Cette campagne a été présentée dans l’Humanité du 16 janvier. « François Hollande et le gouvernement ont d’abord fait adopter le traité européen qui impose la restriction continuelle des dépenses publiques et met en place des politiques d’austérité. Ils ont ensuite accordé un cadeau de 20 milliards aux grands patrons alors que notre économie souffre déjà des intérêts somptueux payés aux banques privées et des richesses accaparés par les actionnaires des grandes entreprises. Enfin, s’il ratifiait un accord sur l’emploi initié par le Medef il s’engagerait sur une voie qui, si elle devient une loi, va entraîner toujours plus de flexibilité et de nouvelles dégradations du code du travail » y est-il écrit pour affirmer : « Le Front de gauche s’oppose à cette politique d’austérité du gouvernement Ayrault. »
Des esprits simples pourraient en conclure que le Front de gauche se considère comme une opposition au gouvernement. Mais non, il se considère de la majorité tout en souhaitant… « une majorité et un gouvernement décidés à rompre avec le libéralisme et le social libéralisme ». Des contorsions parce que le Front de gauche n’a pas l’intention de rompre avec les institutions et le PS, qu’il n’imagine pas qu’il puisse accéder au gouvernement sans lui. C’est aussi la raison de son ralliement, toute honte bue, à l’intervention au Mali comme le PCF avait en 2001 soutenu l’intervention en Afghanistan. Mais vu la politique du PC, il est quand même obligé de dire sans le dire qu’il faudrait une autre majorité… Tout en restant dans le cadre institutionnel.
Un couteau sans lame
C’est bien là où la campagne du Front de gauche ressemble, pour reprendre une vieille expression, à un couteau sans lame. Rompre avec les politiques d’austérité ne relève pas de la simple bonne volonté ou de choix politiques. La crise et ses conséquences, comme les politiques des classes dominantes et des États qui l’aggravent, sont la conséquence de la lutte pour l’appropriation des richesses, la lutte pour la rentabilité financière et le profit. Elle est l’expression et la conséquence d’une dégradation du rapport de forces.

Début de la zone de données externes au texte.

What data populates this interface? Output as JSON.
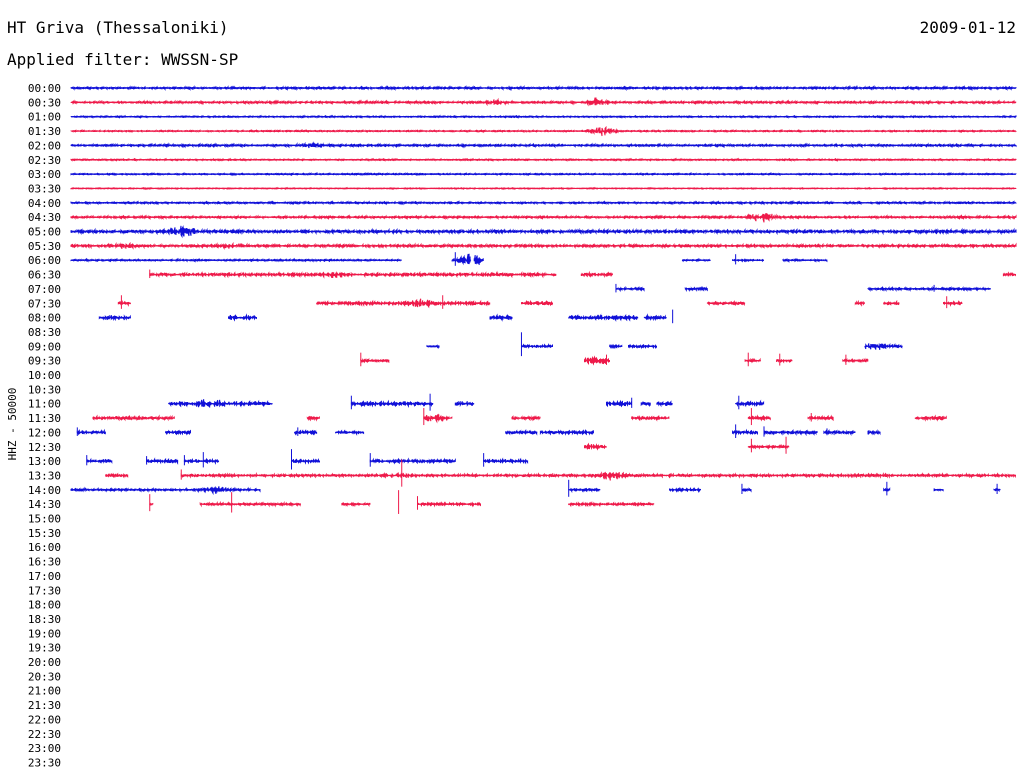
{
  "header": {
    "station": "HT Griva (Thessaloniki)",
    "date": "2009-01-12",
    "filter_prefix": "Applied filter:",
    "filter_name": "WWSSN-SP",
    "channel_label": "HHZ - 50000"
  },
  "colors": {
    "even_row": "#1010d8",
    "odd_row": "#ee1a4a",
    "text": "#000000"
  },
  "chart_data": {
    "type": "line",
    "x_unit": "minutes within 30-minute row",
    "x_range": [
      0,
      30
    ],
    "row_labels": [
      "00:00",
      "00:30",
      "01:00",
      "01:30",
      "02:00",
      "02:30",
      "03:00",
      "03:30",
      "04:00",
      "04:30",
      "05:00",
      "05:30",
      "06:00",
      "06:30",
      "07:00",
      "07:30",
      "08:00",
      "08:30",
      "09:00",
      "09:30",
      "10:00",
      "10:30",
      "11:00",
      "11:30",
      "12:00",
      "12:30",
      "13:00",
      "13:30",
      "14:00",
      "14:30",
      "15:00",
      "15:30",
      "16:00",
      "16:30",
      "17:00",
      "17:30",
      "18:00",
      "18:30",
      "19:00",
      "19:30",
      "20:00",
      "20:30",
      "21:00",
      "21:30",
      "22:00",
      "22:30",
      "23:00",
      "23:30"
    ],
    "rows": [
      {
        "segments": [
          [
            0,
            30
          ]
        ],
        "amp": 1.2,
        "events": []
      },
      {
        "segments": [
          [
            0,
            30
          ]
        ],
        "amp": 1.2,
        "events": [
          [
            16.7,
            4
          ],
          [
            13.5,
            2
          ]
        ]
      },
      {
        "segments": [
          [
            0,
            30
          ]
        ],
        "amp": 0.8,
        "events": []
      },
      {
        "segments": [
          [
            0,
            30
          ]
        ],
        "amp": 0.8,
        "events": [
          [
            16.9,
            5
          ]
        ]
      },
      {
        "segments": [
          [
            0,
            30
          ]
        ],
        "amp": 1.2,
        "events": [
          [
            7.7,
            2
          ]
        ]
      },
      {
        "segments": [
          [
            0,
            30
          ]
        ],
        "amp": 0.8,
        "events": []
      },
      {
        "segments": [
          [
            0,
            30
          ]
        ],
        "amp": 0.8,
        "events": []
      },
      {
        "segments": [
          [
            0,
            30
          ]
        ],
        "amp": 0.6,
        "events": []
      },
      {
        "segments": [
          [
            0,
            30
          ]
        ],
        "amp": 1.0,
        "events": []
      },
      {
        "segments": [
          [
            0,
            30
          ]
        ],
        "amp": 1.2,
        "events": [
          [
            21.9,
            5
          ]
        ]
      },
      {
        "segments": [
          [
            0,
            30
          ]
        ],
        "amp": 2.0,
        "events": [
          [
            3.5,
            5
          ]
        ]
      },
      {
        "segments": [
          [
            0,
            30
          ]
        ],
        "amp": 1.6,
        "events": [
          [
            5.1,
            2
          ],
          [
            1.6,
            2
          ]
        ]
      },
      {
        "segments": [
          [
            0,
            10.5
          ],
          [
            12.1,
            12.7
          ],
          [
            12.8,
            13.1
          ],
          [
            19.4,
            20.3
          ],
          [
            21.0,
            22.0
          ],
          [
            22.6,
            24.0
          ]
        ],
        "amp": 1.0,
        "events": [
          [
            12.8,
            8
          ]
        ],
        "ticks": [
          [
            12.2,
            8
          ],
          [
            21.1,
            6
          ]
        ]
      },
      {
        "segments": [
          [
            2.5,
            15.4
          ],
          [
            16.2,
            17.2
          ],
          [
            29.6,
            30
          ]
        ],
        "amp": 2.0,
        "events": [
          [
            8.4,
            2
          ]
        ],
        "ticks": [
          [
            2.5,
            5
          ]
        ]
      },
      {
        "segments": [
          [
            17.3,
            18.2
          ],
          [
            19.5,
            20.2
          ],
          [
            25.3,
            29.2
          ]
        ],
        "amp": 1.5,
        "events": [],
        "ticks": [
          [
            17.3,
            5
          ],
          [
            27.4,
            4
          ]
        ]
      },
      {
        "segments": [
          [
            1.5,
            1.9
          ],
          [
            7.8,
            13.3
          ],
          [
            14.3,
            15.3
          ],
          [
            20.2,
            21.4
          ],
          [
            24.9,
            25.2
          ],
          [
            25.8,
            26.3
          ],
          [
            27.7,
            28.3
          ]
        ],
        "amp": 2.0,
        "events": [
          [
            11.1,
            3
          ]
        ],
        "ticks": [
          [
            1.6,
            8
          ],
          [
            11.8,
            8
          ],
          [
            27.8,
            7
          ]
        ]
      },
      {
        "segments": [
          [
            0.9,
            1.9
          ],
          [
            5.0,
            5.9
          ],
          [
            13.3,
            14.0
          ],
          [
            15.8,
            18.0
          ],
          [
            18.2,
            18.9
          ]
        ],
        "amp": 2.5,
        "events": [],
        "ticks": [
          [
            19.1,
            8
          ]
        ]
      },
      {
        "segments": [],
        "amp": 1.0,
        "events": []
      },
      {
        "segments": [
          [
            11.3,
            11.7
          ],
          [
            14.3,
            15.3
          ],
          [
            17.1,
            17.5
          ],
          [
            17.7,
            18.6
          ],
          [
            25.2,
            26.4
          ]
        ],
        "amp": 1.5,
        "events": [
          [
            25.6,
            3
          ]
        ],
        "ticks": [
          [
            14.3,
            14
          ]
        ]
      },
      {
        "segments": [
          [
            9.2,
            10.1
          ],
          [
            16.3,
            17.1
          ],
          [
            21.4,
            21.9
          ],
          [
            22.4,
            22.9
          ],
          [
            24.5,
            25.3
          ]
        ],
        "amp": 1.5,
        "events": [
          [
            16.7,
            3
          ]
        ],
        "ticks": [
          [
            9.2,
            8
          ],
          [
            17.0,
            6
          ],
          [
            21.5,
            8
          ],
          [
            22.5,
            7
          ],
          [
            24.6,
            6
          ]
        ]
      },
      {
        "segments": [],
        "amp": 1.0,
        "events": []
      },
      {
        "segments": [],
        "amp": 1.0,
        "events": []
      },
      {
        "segments": [
          [
            3.1,
            6.4
          ],
          [
            8.9,
            11.5
          ],
          [
            12.2,
            12.8
          ],
          [
            17.0,
            17.8
          ],
          [
            18.1,
            18.4
          ],
          [
            18.6,
            19.1
          ],
          [
            21.1,
            22.0
          ]
        ],
        "amp": 2.5,
        "events": [
          [
            4.4,
            3
          ]
        ],
        "ticks": [
          [
            8.9,
            8
          ],
          [
            11.4,
            10
          ],
          [
            17.8,
            6
          ],
          [
            21.2,
            8
          ]
        ]
      },
      {
        "segments": [
          [
            0.7,
            3.3
          ],
          [
            7.5,
            7.9
          ],
          [
            11.2,
            12.1
          ],
          [
            14.0,
            14.9
          ],
          [
            17.8,
            19.0
          ],
          [
            21.5,
            22.2
          ],
          [
            23.4,
            24.2
          ],
          [
            26.8,
            27.8
          ]
        ],
        "amp": 2.0,
        "events": [
          [
            11.6,
            2
          ]
        ],
        "ticks": [
          [
            11.2,
            10
          ],
          [
            21.6,
            10
          ],
          [
            23.5,
            5
          ]
        ]
      },
      {
        "segments": [
          [
            0.2,
            1.1
          ],
          [
            3.0,
            3.8
          ],
          [
            7.1,
            7.8
          ],
          [
            8.4,
            9.3
          ],
          [
            13.8,
            14.8
          ],
          [
            14.9,
            16.6
          ],
          [
            21.0,
            21.8
          ],
          [
            22.0,
            23.7
          ],
          [
            23.9,
            24.9
          ],
          [
            25.3,
            25.7
          ]
        ],
        "amp": 2.0,
        "events": [],
        "ticks": [
          [
            0.2,
            5
          ],
          [
            7.2,
            5
          ],
          [
            21.1,
            8
          ],
          [
            22.0,
            6
          ],
          [
            24.0,
            4
          ]
        ]
      },
      {
        "segments": [
          [
            16.3,
            17.0
          ],
          [
            21.5,
            22.8
          ]
        ],
        "amp": 1.5,
        "events": [
          [
            16.6,
            2
          ]
        ],
        "ticks": [
          [
            21.6,
            8
          ],
          [
            22.7,
            10
          ]
        ]
      },
      {
        "segments": [
          [
            0.5,
            1.3
          ],
          [
            2.4,
            3.4
          ],
          [
            3.6,
            4.7
          ],
          [
            7.0,
            7.9
          ],
          [
            9.5,
            12.2
          ],
          [
            13.1,
            14.5
          ]
        ],
        "amp": 2.0,
        "events": [],
        "ticks": [
          [
            0.5,
            6
          ],
          [
            2.4,
            5
          ],
          [
            3.6,
            6
          ],
          [
            4.2,
            9
          ],
          [
            7.0,
            12
          ],
          [
            9.5,
            8
          ],
          [
            13.1,
            8
          ]
        ]
      },
      {
        "segments": [
          [
            1.1,
            1.8
          ],
          [
            3.5,
            30
          ]
        ],
        "amp": 1.6,
        "events": [
          [
            17.1,
            4
          ],
          [
            10.4,
            2
          ]
        ],
        "ticks": [
          [
            3.5,
            6
          ],
          [
            10.5,
            16
          ]
        ]
      },
      {
        "segments": [
          [
            0,
            6.0
          ],
          [
            15.8,
            16.8
          ],
          [
            19.0,
            20.0
          ],
          [
            21.3,
            21.6
          ],
          [
            25.8,
            26.0
          ],
          [
            27.4,
            27.7
          ],
          [
            29.3,
            29.5
          ]
        ],
        "amp": 1.5,
        "events": [
          [
            4.6,
            3
          ]
        ],
        "ticks": [
          [
            15.8,
            10
          ],
          [
            21.3,
            6
          ],
          [
            25.9,
            8
          ],
          [
            29.4,
            6
          ]
        ]
      },
      {
        "segments": [
          [
            2.5,
            2.6
          ],
          [
            4.1,
            7.3
          ],
          [
            8.6,
            9.5
          ],
          [
            11.0,
            13.0
          ],
          [
            15.8,
            18.5
          ]
        ],
        "amp": 1.5,
        "events": [],
        "ticks": [
          [
            2.5,
            10
          ],
          [
            5.1,
            12
          ],
          [
            10.4,
            14
          ],
          [
            11.0,
            8
          ]
        ]
      },
      {
        "segments": [],
        "amp": 1.0,
        "events": []
      },
      {
        "segments": [],
        "amp": 1.0,
        "events": []
      },
      {
        "segments": [],
        "amp": 1.0,
        "events": []
      },
      {
        "segments": [],
        "amp": 1.0,
        "events": []
      },
      {
        "segments": [],
        "amp": 1.0,
        "events": []
      },
      {
        "segments": [],
        "amp": 1.0,
        "events": []
      },
      {
        "segments": [],
        "amp": 1.0,
        "events": []
      },
      {
        "segments": [],
        "amp": 1.0,
        "events": []
      },
      {
        "segments": [],
        "amp": 1.0,
        "events": []
      },
      {
        "segments": [],
        "amp": 1.0,
        "events": []
      },
      {
        "segments": [],
        "amp": 1.0,
        "events": []
      },
      {
        "segments": [],
        "amp": 1.0,
        "events": []
      },
      {
        "segments": [],
        "amp": 1.0,
        "events": []
      },
      {
        "segments": [],
        "amp": 1.0,
        "events": []
      },
      {
        "segments": [],
        "amp": 1.0,
        "events": []
      },
      {
        "segments": [],
        "amp": 1.0,
        "events": []
      },
      {
        "segments": [],
        "amp": 1.0,
        "events": []
      },
      {
        "segments": [],
        "amp": 1.0,
        "events": []
      }
    ]
  }
}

Rompre avec ces politiques, c’est d’abord et avant tout changer ce rapport de forces et préparer l’affrontement avec le patronat et le pouvoir pour imposer les exigences des travailleurs et des classes populaires, mettre en place un gouvernement anti-austérité qui s’appuie sur les mobilisations, garantisse l’emploi en partageant le travail entre toutes et tous, annule la dette, constitue un monopole public bancaire en expropriant les banques et s’adresse aux travailleurs et aux peuples d’Europe pour construire des États-Unis socialistes d’Europe.

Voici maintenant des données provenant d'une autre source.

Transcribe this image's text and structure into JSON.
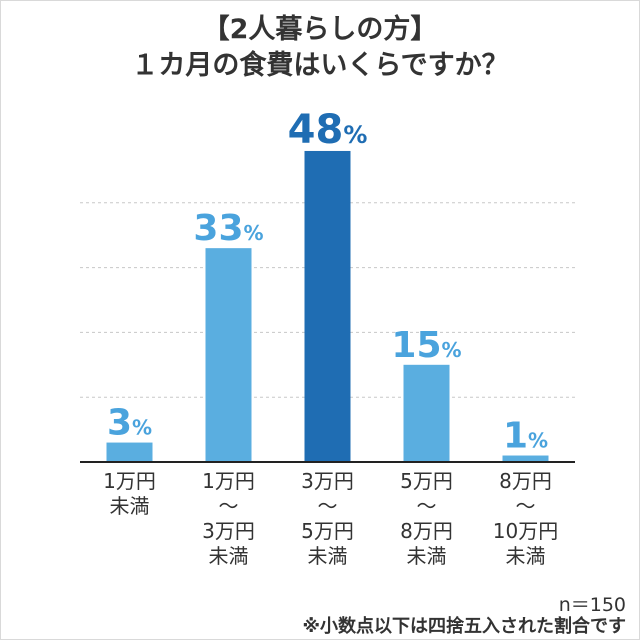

Les 25 propositions du Front de gauche s’arrêtent là où est la clé de la situation : oser s’attaquer à la propriété privée capitalistes et aux institutions. « Nous voulons en débattre avec vous, […] agir ensemble pour imposer tout de suite des mesures vitales ». Oui, discutons d’un programme social et politique pour inverser les rapports de forces et imposer un gouvernement des travailleurs qui en finissent avec l’austérité et engage les transformations sociales nécessaires.
Yvan Lemaitre
* Publié dans : Hebdo Tout est à nous ! 179 (24/01/13).